2.   Om te voldoen aan de voorwaarde van lid 1 gebruiken de lidstaten het in artikel 36, leden 1 en 2, van Verordening (EU) 2015/2447 bedoelde elektronische systeem (“CRMS”) voor de uitwisseling van informatie als volgt:

a)

de douaneautoriteiten van de lidstaten waaraan de gegevens van de summiere aangifte bij binnenbrengen zijn meegedeeld via ICS2, als bedoeld in artikel 186, lid 2, punt a), van Verordening (EU) 2015/2447, delen de resultaten van hun risicoanalyse mee aan het douanekantoor van eerste binnenkomst in de lidstaat waaraan een in lid 1 bedoelde afwijking is toegestaan;

b)

het in artikel 186, lid 7, eerste alinea, van Verordening (EU) 2015/2447 bedoelde douanekantoor van eerste binnenkomst deelt de aanbeveling om de goederen te controleren mee aan een douanekantoor, als bedoeld in artikel 186, lid 7, tweede alinea, van Verordening (EU) 2015/2447, van een lidstaat waaraan de in lid 1 bedoelde afwijking is toegestaan;

c)

het in artikel 186, lid 7, tweede alinea, van Verordening (EU) 2015/2447 bedoelde douanekantoor van een lidstaat waaraan een in lid 1 bedoelde afwijking is toegestaan, deelt het besluit inzake de controle van de in punt b) bedoelde goederen mee aan alle douanekantoren die mogelijk bij de overbrenging van goederen zijn betrokken;

d)

het douanekantoor van een lidstaat waaraan een in lid 1 bedoelde afwijking is toegestaan, deelt de resultaten van de door dat douanekantoor verrichte controles mee aan de andere douaneautoriteiten van de lidstaten, overeenkomstig artikel 186, lid 7 bis, van Verordening (EU) 2015/2447.

Artikel 2

Dit besluit is van toepassing van 1 maart 2023 tot en met 30 juni 2023.

Artikel 3

Dit besluit is gericht tot het Koninkrijk België, het Koninkrijk Denemarken, de Republiek Estland, de Helleense Republiek, de Franse Republiek, de Republiek Kroatië, het Groothertogdom Luxemburg, het Koninkrijk der Nederlanden, de Republiek Oostenrijk, de Republiek Polen, Roemenië en het Koninkrijk Zweden.

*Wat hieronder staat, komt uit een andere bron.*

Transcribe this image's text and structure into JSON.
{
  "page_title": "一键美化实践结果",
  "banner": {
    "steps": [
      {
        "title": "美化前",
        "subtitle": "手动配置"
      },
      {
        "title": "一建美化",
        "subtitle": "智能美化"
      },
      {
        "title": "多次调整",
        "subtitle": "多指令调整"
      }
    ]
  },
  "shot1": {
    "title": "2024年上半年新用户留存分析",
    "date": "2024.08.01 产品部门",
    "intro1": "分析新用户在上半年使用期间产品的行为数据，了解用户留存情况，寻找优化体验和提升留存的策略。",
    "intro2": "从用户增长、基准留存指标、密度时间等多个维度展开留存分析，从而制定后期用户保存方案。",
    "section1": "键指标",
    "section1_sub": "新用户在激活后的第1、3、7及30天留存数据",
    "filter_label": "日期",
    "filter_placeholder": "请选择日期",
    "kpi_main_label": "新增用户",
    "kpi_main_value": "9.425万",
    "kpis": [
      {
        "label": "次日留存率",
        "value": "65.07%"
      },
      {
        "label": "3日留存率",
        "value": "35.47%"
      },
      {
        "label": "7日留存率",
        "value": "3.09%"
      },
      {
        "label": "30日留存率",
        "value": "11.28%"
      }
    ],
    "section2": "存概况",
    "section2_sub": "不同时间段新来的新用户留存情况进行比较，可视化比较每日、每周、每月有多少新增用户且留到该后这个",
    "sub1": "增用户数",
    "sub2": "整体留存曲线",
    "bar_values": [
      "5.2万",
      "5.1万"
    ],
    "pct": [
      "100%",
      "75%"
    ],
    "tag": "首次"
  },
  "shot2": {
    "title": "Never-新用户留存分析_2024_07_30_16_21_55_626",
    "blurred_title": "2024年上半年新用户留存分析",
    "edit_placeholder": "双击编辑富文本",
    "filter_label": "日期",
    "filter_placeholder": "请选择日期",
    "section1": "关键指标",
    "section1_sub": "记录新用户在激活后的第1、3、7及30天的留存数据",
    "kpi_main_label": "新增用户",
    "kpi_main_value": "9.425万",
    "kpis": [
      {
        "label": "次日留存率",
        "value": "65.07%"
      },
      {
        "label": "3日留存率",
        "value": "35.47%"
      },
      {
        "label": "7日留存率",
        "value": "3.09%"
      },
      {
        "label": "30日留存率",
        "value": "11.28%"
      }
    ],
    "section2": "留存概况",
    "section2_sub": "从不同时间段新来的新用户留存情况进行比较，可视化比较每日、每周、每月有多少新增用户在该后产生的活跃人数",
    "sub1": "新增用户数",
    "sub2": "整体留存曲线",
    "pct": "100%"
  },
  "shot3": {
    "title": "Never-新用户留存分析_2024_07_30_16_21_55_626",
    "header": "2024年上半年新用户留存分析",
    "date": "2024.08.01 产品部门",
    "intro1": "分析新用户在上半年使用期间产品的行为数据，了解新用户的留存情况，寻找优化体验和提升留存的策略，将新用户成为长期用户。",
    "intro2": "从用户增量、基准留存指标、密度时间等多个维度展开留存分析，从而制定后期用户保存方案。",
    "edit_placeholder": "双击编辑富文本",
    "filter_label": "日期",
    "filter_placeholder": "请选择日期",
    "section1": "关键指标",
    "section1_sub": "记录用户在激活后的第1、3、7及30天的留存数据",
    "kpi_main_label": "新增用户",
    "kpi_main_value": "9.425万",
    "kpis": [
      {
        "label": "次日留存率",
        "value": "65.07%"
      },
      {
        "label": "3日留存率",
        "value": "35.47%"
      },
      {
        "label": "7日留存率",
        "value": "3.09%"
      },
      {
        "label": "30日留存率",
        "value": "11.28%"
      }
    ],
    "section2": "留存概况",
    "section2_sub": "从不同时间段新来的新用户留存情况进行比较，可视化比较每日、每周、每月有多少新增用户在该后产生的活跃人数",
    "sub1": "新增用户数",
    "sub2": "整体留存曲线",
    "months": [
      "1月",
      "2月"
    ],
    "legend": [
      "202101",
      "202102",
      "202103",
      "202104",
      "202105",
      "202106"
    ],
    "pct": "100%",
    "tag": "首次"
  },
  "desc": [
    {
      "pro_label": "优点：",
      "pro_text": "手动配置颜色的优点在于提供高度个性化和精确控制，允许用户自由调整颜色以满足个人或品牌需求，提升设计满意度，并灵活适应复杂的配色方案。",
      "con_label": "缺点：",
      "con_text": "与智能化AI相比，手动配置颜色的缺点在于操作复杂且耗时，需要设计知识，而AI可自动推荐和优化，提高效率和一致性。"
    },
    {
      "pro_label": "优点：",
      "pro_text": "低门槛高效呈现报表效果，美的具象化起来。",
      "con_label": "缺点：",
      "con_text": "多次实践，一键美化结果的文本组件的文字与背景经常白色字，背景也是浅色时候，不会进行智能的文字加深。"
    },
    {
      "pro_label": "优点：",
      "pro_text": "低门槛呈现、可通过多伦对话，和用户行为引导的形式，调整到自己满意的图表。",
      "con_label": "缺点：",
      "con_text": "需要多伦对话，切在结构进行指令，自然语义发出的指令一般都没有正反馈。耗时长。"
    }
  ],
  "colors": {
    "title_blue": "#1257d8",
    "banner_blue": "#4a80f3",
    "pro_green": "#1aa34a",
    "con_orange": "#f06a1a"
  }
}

Gedaan te Brussel, 24 februari 2023.

Voor de Commissie

Paolo GENTILONI

Lid van de Commissie


(1)  PB L 269 van 10.10.2013, blz. 1.

(2)  Uitvoeringsbesluit (EU) 2019/2151 van de Commissie van 13 december 2019 tot vaststelling van het werkprogramma voor de ontwikkeling en de uitrol van de elektronische systemen waarin het douanewetboek van de Unie voorziet (PB L 325 van 16.12.2019, blz. 168).

(3)  Uitvoeringsverordening (EU) 2015/2447 van de Commissie van 24 november 2015 houdende nadere uitvoeringsvoorschriften voor enkele bepalingen van Verordening (EU) nr. 952/2013 van het Europees Parlement en de Raad tot vaststelling van het douanewetboek van de Unie (PB L 343 van 29.12.2015, blz. 558).